Sunday, July 28, 2013

Disability Chic

After living on my own for a year and half, and periodically have to call my dad to come rescue me after I fall down, I’ve finally bit the bullet and got a medical alarm installed. I’ve delayed up until now, because there was still a part of me that wasn’t ready to admit I needed one. Even so I was totally confused when both my doctor and the lady who came around to install it, told me very firmly “But you must actually wear it!” Why would I go to the trouble of getting one, if I wasn’t going to wear it? And then I realised what they meant. All the time, not just at home when I’m alone. All the time, out in public.

Wasn’t it bad enough that I’d swapped pretty bracelets for a medic-alert; high heels for crocs; and already had a number of “disability accessories” like Molly Stick and wrist splints? Now I had to add a giant hunk of plastic hanging around my neck as well?

I get why it’s necessary to wear it all the time, and after a moment of feeling sorry for myself I put away my vanity and got over it. I even started coming up with jokes about it, for if anyone asked what it was. But then I wondered if that was the right response.

A few weeks ago, I found myself crying over some posts about crocs made on a public page. I was really annoyed at myself, partly because it was such a shallow thing for me to get upset about, but also because I’m usually pretty good at ignoring silly comments on the internet. I’ve posted before about my reactions to the irrational amount of rage and nastiness directed towards crocs, but this time it was a bit different. The gist of the posts this time: No one will ever find you attractive if you wear crocs; you must have given up on ever having sex; you make other people feel nauseous. It was honestly like having someone take the worst things I’ve ever felt about myself, in my darkest moments, and post them on facebook for me to read.

I didn’t respond to any of the comments on the page, one because people on the internet are crazy, and two because I knew exactly what the response would be. “Geez, it was just a joke!” or “Have a sense of humour.” And if I explained that actually sometimes there are people in my situation, who are allergic to the glue used in shoe production, and/or live with chronic pain and disability, I would get irritated responses that “that’s not what this post is about” and “God, some people have to get offended by everything”.

The thing is, I do have a sense of humour. You have to if you’re in my situation, but I feel like these comments crossed over the line from good-natured teasing to self-esteem destroying. Even when comments don’t cross that line, sometimes I don’t want to have to have sense of humour about how I look. Sometimes I just want to feel like I look “okay” or "nice" even, not “okay, despite...”
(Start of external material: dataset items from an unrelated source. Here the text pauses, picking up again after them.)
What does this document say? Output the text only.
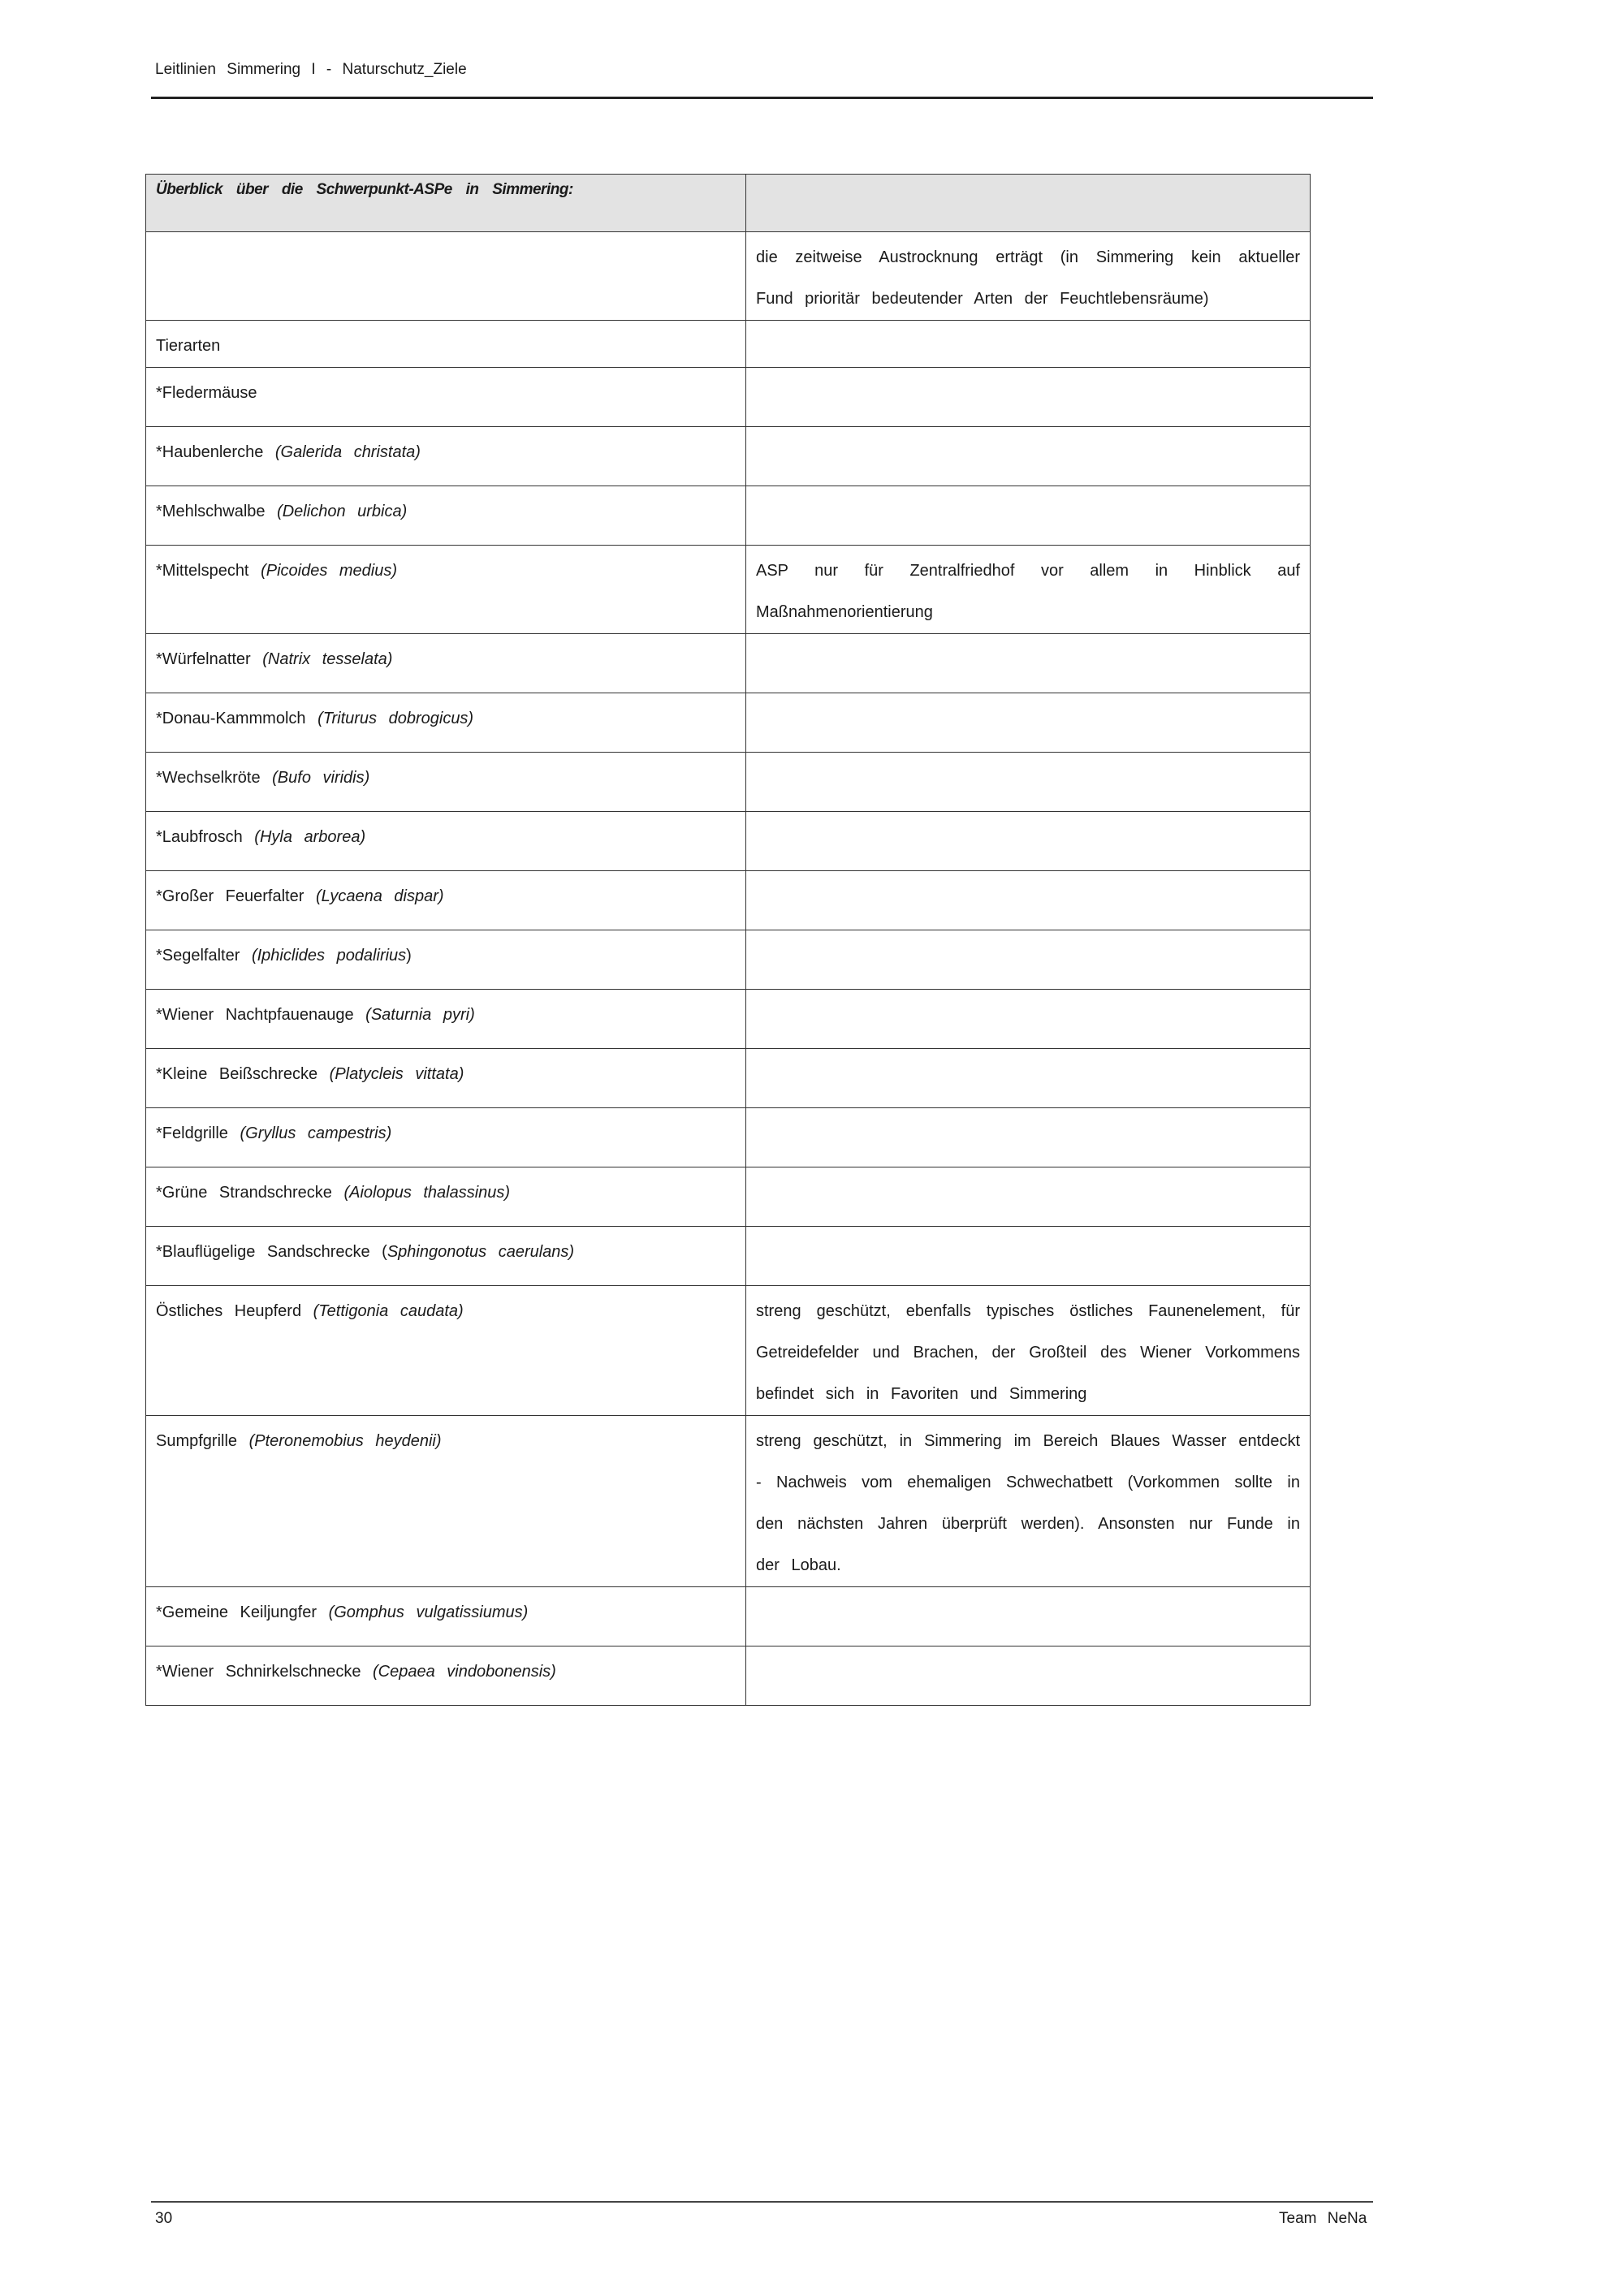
Leitlinien Simmering I - Naturschutz_Ziele
Überblick über die Schwerpunkt-ASPe in Simmering:	
	die zeitweise Austrocknung erträgt (in Simmering kein aktueller Fund prioritär bedeutender Arten der Feuchtlebensräume)
Tierarten	
*Fledermäuse	
*Haubenlerche (Galerida christata)	
*Mehlschwalbe (Delichon urbica)	
*Mittelspecht (Picoides medius)	ASP nur für Zentralfriedhof vor allem in Hinblick auf Maßnahmenorientierung
*Würfelnatter (Natrix tesselata)	
*Donau-Kammmolch (Triturus dobrogicus)	
*Wechselkröte (Bufo viridis)	
*Laubfrosch (Hyla arborea)	
*Großer Feuerfalter (Lycaena dispar)	
*Segelfalter (Iphiclides podalirius)	
*Wiener Nachtpfauenauge (Saturnia pyri)	
*Kleine Beißschrecke (Platycleis vittata)	
*Feldgrille (Gryllus campestris)	
*Grüne Strandschrecke (Aiolopus thalassinus)	
*Blauflügelige Sandschrecke (Sphingonotus caerulans)	
Östliches Heupferd (Tettigonia caudata)	streng geschützt, ebenfalls typisches östliches Faunenelement, für Getreidefelder und Brachen, der Großteil des Wiener Vorkommens befindet sich in Favoriten und Simmering
Sumpfgrille (Pteronemobius heydenii)	streng geschützt, in Simmering im Bereich Blaues Wasser entdeckt - Nachweis vom ehemaligen Schwechatbett (Vorkommen sollte in den nächsten Jahren überprüft werden). Ansonsten nur Funde in der Lobau.
*Gemeine Keiljungfer (Gomphus vulgatissiumus)	
*Wiener Schnirkelschnecke (Cepaea vindobonensis)	
30	Team NeNa
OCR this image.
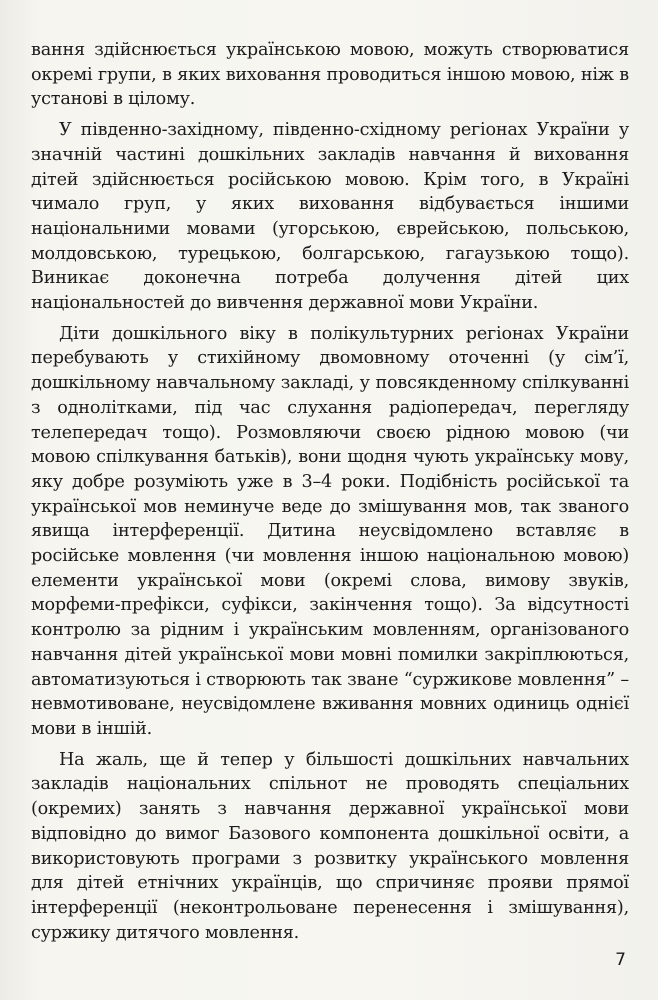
вання здійснюється українською мовою, можуть створюватися окремі групи, в яких виховання проводиться іншою мовою, ніж в установі в цілому.

У південно-західному, південно-східному регіонах України у значній частині дошкільних закладів навчання й виховання дітей здійснюється російською мовою. Крім того, в Україні чимало груп, у яких виховання відбувається іншими національними мовами (угорською, єврейською, польською, молдовською, турецькою, болгарською, гагаузькою тощо). Виникає доконечна потреба долучення дітей цих національностей до вивчення державної мови України.

Діти дошкільного віку в полікультурних регіонах України перебувають у стихійному двомовному оточенні (у сім’ї, дошкільному навчальному закладі, у повсякденному спілкуванні з однолітками, під час слухання радіопередач, перегляду телепередач тощо). Розмовляючи своєю рідною мовою (чи мовою спілкування батьків), вони щодня чують українську мову, яку добре розуміють уже в 3–4 роки. Подібність російської та української мов неминуче веде до змішування мов, так званого явища інтерференції. Дитина неусвідомлено вставляє в російське мовлення (чи мовлення іншою національною мовою) елементи української мови (окремі слова, вимову звуків, морфеми-префікси, суфікси, закінчення тощо). За відсутності контролю за рідним і українським мовленням, організованого навчання дітей української мови мовні помилки закріплюються, автоматизуються і створюють так зване “суржикове мовлення” – невмотивоване, неусвідомлене вживання мовних одиниць однієї мови в іншій.

На жаль, ще й тепер у більшості дошкільних навчальних закладів національних спільнот не проводять спеціальних (окремих) занять з навчання державної української мови відповідно до вимог Базового компонента дошкільної освіти, а використовують програми з розвитку українського мовлення для дітей етнічних українців, що спричиняє прояви прямої інтерференції (неконтрольоване перенесення і змішування), суржику дитячого мовлення.

7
When I posted about crocs before, I heard from several women living with chronic pain that they had also been brought to tears by nasty comments made in person about their footwear, or felt shunned by other women in places such as school pick ups because of it. I had a job interview recently and found myself seriously considering which of wearing crocs, or wearing shoes that would make me hobble and want to scratch the entire time, would make a worse first-impression. These comments might be “just a joke” but they have a knock on effect, to people’s self-esteem and to what other people think are appropriate comments and behaviour in real life, not just on the internet.

The day after all this, a complete stranger came up to me and told me she liked my shoes, and I almost dismissed the compliment because I was sure it must be a joke. Then I realised that I have actually had a number of genuine compliments about my shoes in the past. I’ve had people who really dislike crocs comment that bright purple shoes with black tights do look cute, and there were a number of people who said that they wished their feet were small enough for the pink butterfly ones.

The other day, one of my friends commented that she liked my necklace, without knowing it was a medical alarm. So I’m not going to feel bad about having to wear it, and I’m not going to make jokes about it either, because ultimately it feeds into that feeling of having to laugh off: “I would look okay, if it wasn’t for...” The lady who installed the alarm for me told me to make it trendy, and that’s what I’m going to do. If that makes you think no one will ever find me attractive, then for god’s sake keep that to yourself, because that is your issue. Not mine.

Thanks for reading,

Little Miss Autoimmune

1 comment:

  1. I have a pair of pink crocs. And I have huge feet, I wear size 11, so it's not like you could miss them.

    Fortunately, no one has made any comments to my face, though I've overheard others making generalized "crocs are so ugly" comments.

    With my RA, I need shoes that are comfortable. And crocs are comfortable. I'm already looking at getting another pair.